Watch: HEADS. – “The Voynich Manuscript”

Heads. have been on our radar for a few months now and they will not cease being a peculiarity. The Berlin trio return with a video for “The Voynich Manuscript”, a song that offers an ear pleasing mix of grunge and post-punk. The video features a striking mixture of video material from the public archives and live footage. While the song plays, hash images of militarism and decay follow each other with increasing speed and the occasional appearance of a certain female face makes the aesthetic al the more impressive.

We got in touch with Ed Fraser (guitar, vocals) who was happy to explain the story behind the music and the peculiar video.

Ed, tell me a little bit about this Voynich Manuscript…

“The actual Voynich Manuscript is this kind-of-ridiculous code that nobody has really been able to decipher. Either because it was created by a total genius, or because it’s the nonsensical ramblings of some madman, or it’s a very intricate 15th century joke, or who knows. There’s a lot of different conspiracy theories about it, they can get pretty ridiculous.”
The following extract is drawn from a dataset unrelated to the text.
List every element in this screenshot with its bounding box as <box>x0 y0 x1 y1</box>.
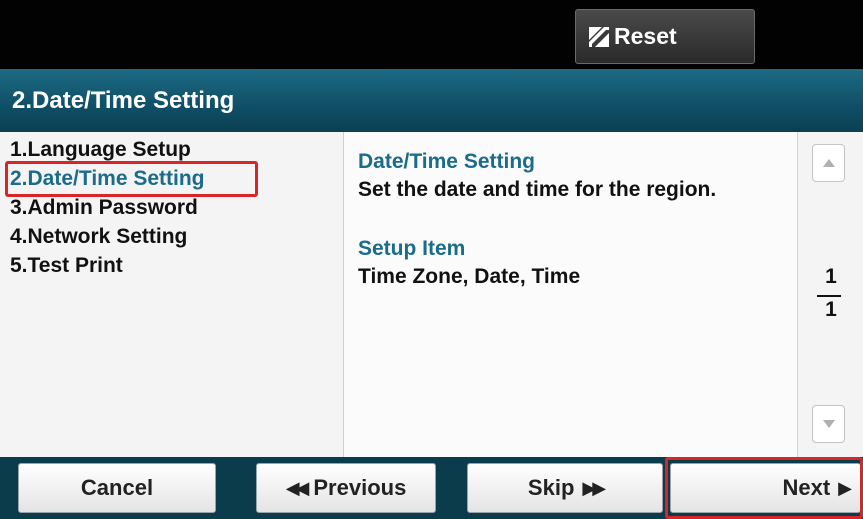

So what exactly the relationship between the title of the song and the lyrics?

“So I wrote a kind of obscure story of my own, based on a real-life tragedy, and named it after the manuscript. Something that people wouldn’t be able to decode. There’s a couple of cryptic clues in there; I am singing about something specific, but I don’t think I should explain exactly what it’s about – I’d prefer to leave it hidden and let the listener make up their own mind about it.”

And then the video…

“The video uses a lot of repetition and some manipulation of time to try and highlight the idea that everything is cyclical and repeated, constantly. ‘The river runs’, so to speak. It’s an effort to highlight the loss and tragedy within the song, to show that things will always move, no matter what happens.”

How did you get by the footage?

“[The] archival footage is public domain stuff from all over the place, it took many hours of sourcing and reviewing footage to find the right moments. While HEADS. were on tour in Europe last year we would set up a camera or two before shows to get the live shots. We would have to hope that we’d remember to actually press the record button before the show amidst everything else that was happening, and then hope that the cameras would successfully make it through the show without running out of batteries or memory, or falling off a fucking amp or something. There was a lot of hoping and we really did lose a lot of good footage haha.”

The band’s debut album was released earlier this year on This Charming Man Records and can be bought in various formats on their Bandcamp page.